Trustrorthy AI
Knowledge Base
Extensible AI
Though it barely registered as a concept in early 2024, by late 2024 it has become apparent that Extensible AI may be where the bulk of an organization’s AI workloads are categorized in the coming years.
Admittedly, there is a lot of grey area here, and in any case, the spectrum of incremental, extensible, and differential workloads is really meant more as a conceptual framework than any hard technical boundary. That said, extensible AI occupies the broad middle range where more incremental workloads are extended to suit an organization’s specific scenarios.
Figure 22: Incremental, Extensible, and Differential AI workloads provide a conceptual framework—a spectrum—for evaluating an organization’s portfolio of investment in AI workloads. Health portfolios are well balanced, though different organizations and industries will have varying risk tolerances.
For example, consider the scenario above where an organization has consolidated a store of its proprietary data and desires that AI reason over this data to produce generative responses via a chat-based user interface, including directly through Copilot for Microsoft 365. This would have required engineering a bespoke RAG-based workload even as recently as early 2024, complexity that would have landed this scenario squarely in the realm of Differential AI.
Figure 23: Simplified models of typical Extensible AI scenarios.
Developers can extend many Copilots using their organization’s data to further enhance the functionality of these Copilots, making them even more relevant and effective for specific business needs.
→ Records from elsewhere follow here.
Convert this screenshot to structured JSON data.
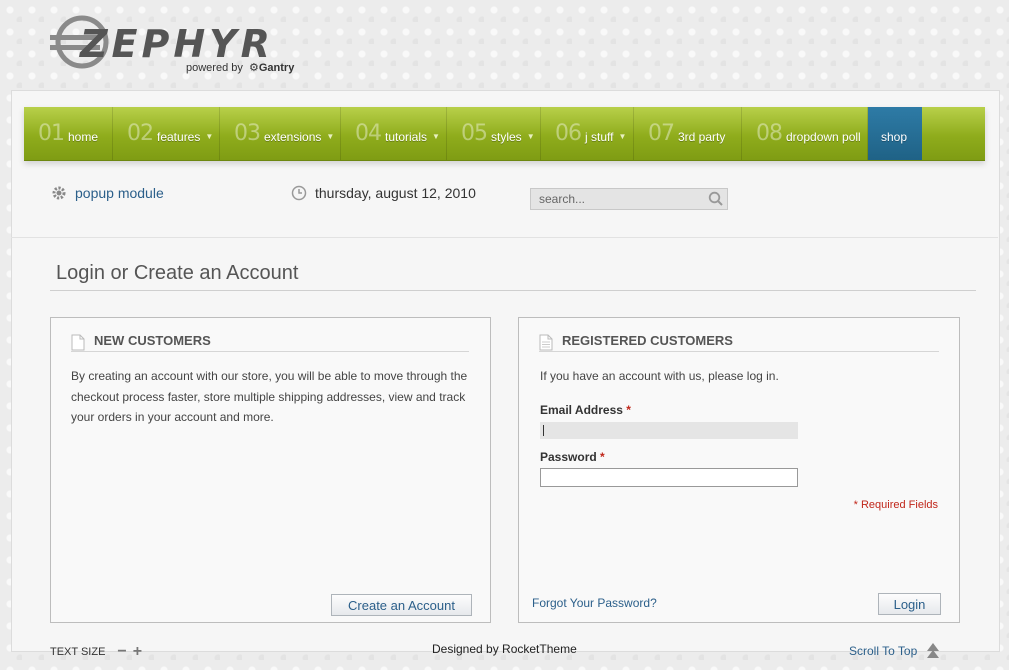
{
  "logo": {
    "brand": "ZEPHYR",
    "powered_by": "powered by",
    "gantry": "Gantry"
  },
  "menu": [
    {
      "num": "01",
      "label": "home",
      "dropdown": false
    },
    {
      "num": "02",
      "label": "features",
      "dropdown": true
    },
    {
      "num": "03",
      "label": "extensions",
      "dropdown": true
    },
    {
      "num": "04",
      "label": "tutorials",
      "dropdown": true
    },
    {
      "num": "05",
      "label": "styles",
      "dropdown": true
    },
    {
      "num": "06",
      "label": "j stuff",
      "dropdown": true
    },
    {
      "num": "07",
      "label": "3rd party",
      "dropdown": false
    },
    {
      "num": "08",
      "label": "dropdown poll",
      "dropdown": false
    },
    {
      "num": "",
      "label": "shop",
      "dropdown": false
    }
  ],
  "subbar": {
    "popup": "popup module",
    "date": "thursday, august 12, 2010",
    "search_placeholder": "search..."
  },
  "page_title": "Login or Create an Account",
  "new_customers": {
    "heading": "NEW CUSTOMERS",
    "text": "By creating an account with our store, you will be able to move through the checkout process faster, store multiple shipping addresses, view and track your orders in your account and more.",
    "button": "Create an Account"
  },
  "registered": {
    "heading": "REGISTERED CUSTOMERS",
    "intro": "If you have an account with us, please log in.",
    "email_label": "Email Address",
    "password_label": "Password",
    "required_marker": "*",
    "required_note": "* Required Fields",
    "forgot": "Forgot Your Password?",
    "login_button": "Login",
    "email_value": "",
    "password_value": ""
  },
  "footer": {
    "text_size": "TEXT SIZE",
    "designed": "Designed by RocketTheme",
    "scroll_top": "Scroll To Top"
  },
  "colors": {
    "menu_green": "#8fac1c",
    "shop_blue": "#1f6286",
    "link_blue": "#2b5f8a",
    "required_red": "#c0261a"
  }
}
Copilot Studio is increasingly purpose-built for just these types of scenarios, so if you’ve not read more of the AI Developer Tools dimension, this is a good segue to that earlier topic. Let’s now discuss several other key extensibility tools:
• Graph connectors allow data from external systems to be indexed and made searchable within the Microsoft ecosystem. By integrating these connectors, developers can extend the capabilities of Microsoft Copilots to access and utilize data from a variety of sources. Graph Connectors use APIs to crawl data from external sources such as file systems, databases, and SaaS applications. This data is then indexed and made available within Microsoft Search experiences. Consider a company that uses both SharePoint and an external CRM system. By creating a Graph Connector for the CRM, employees can search for customer data directly from their Microsoft 365 environment, enabling seamless access to critical information;
• Teams message extensions provide a way to extend the functionality of Microsoft Teams by allowing users to interact with your services and data directly within Teams messages. They can be categorized into Search Message Extensions and Action Message Extensions. These extensions allow users to search for information from external systems and insert the results into a Teams conversation:
o A Search Message Extension could be developed to allow employees to search for knowledge base articles and insert relevant excerpts into a Teams chat, facilitating quick access to helpful information during discussions;
o Action Message Extensions enable users to initiate workflows or perform actions based on message content, for example, allowing users to create a new task in a project management tool directly from a Teams message, streamlining task management and reducing context switching;
• API plugins (in preview as of fall 2024) enable developers to integrate third-party APIs with Microsoft Copilots, allowing these intelligent assistants to interact with external services and retrieve data in real-time. API plugins involve writing custom code that calls external APIs and processes the returned data. This data can then be used by the Copilot to provide informed responses or perform specific actions. A Copilot could be extended with an API plugin that retrieves weather data from an external service. Users could ask the Copilot for the current weather conditions or a forecast, and the Copilot would provide accurate, up-to-date information;
• Copilot Studio Agents allow for the definition of Copilot behaviors through configuration rather than code. This approach can simplify the process of extending Copilots and make it accessible to non-developers. Copilot Studio Agents use configuration files or low-code tools to define how they should interact with users and data sources. These configurations can specify triggers, responses, and integrations with other services. A Copilot Studio Agent could be configured to monitor a SharePoint list for new entries and send a notification to a Teams channel whenever a new item is added. This setup requires minimal coding and can be quickly adapted to changing business needs;
• The Teams AI Library provides tools and frameworks for building intelligent bots and Copilots within Microsoft Teams. By leveraging these resources, developers can create sophisticated, AI-powered assistants that enhance collaboration and productivity. The Teams AI library includes pre-built models for natural language understanding, tools for building conversational interfaces, and integration capabilities with Microsoft Graph and other services. Using the Teams AI library, for example, a developer could create a Copilot that helps employees schedule meetings. The Copilot could understand natural language requests, check participants' availability, and suggest suitable meeting times, all within a Teams conversation.
The bottom line of extensible AI, though, is that architects need to quickly transition from making black and white assessments of whether a pre-built AI tool such as Copilot for Microsoft 365 can do the job, or if an entirely bespoke AI development is needed to increasingly embrace extensibility scenarios that fall in the broad middle of the spectrum. In other words, seek first to extend, then consider entirely custom development.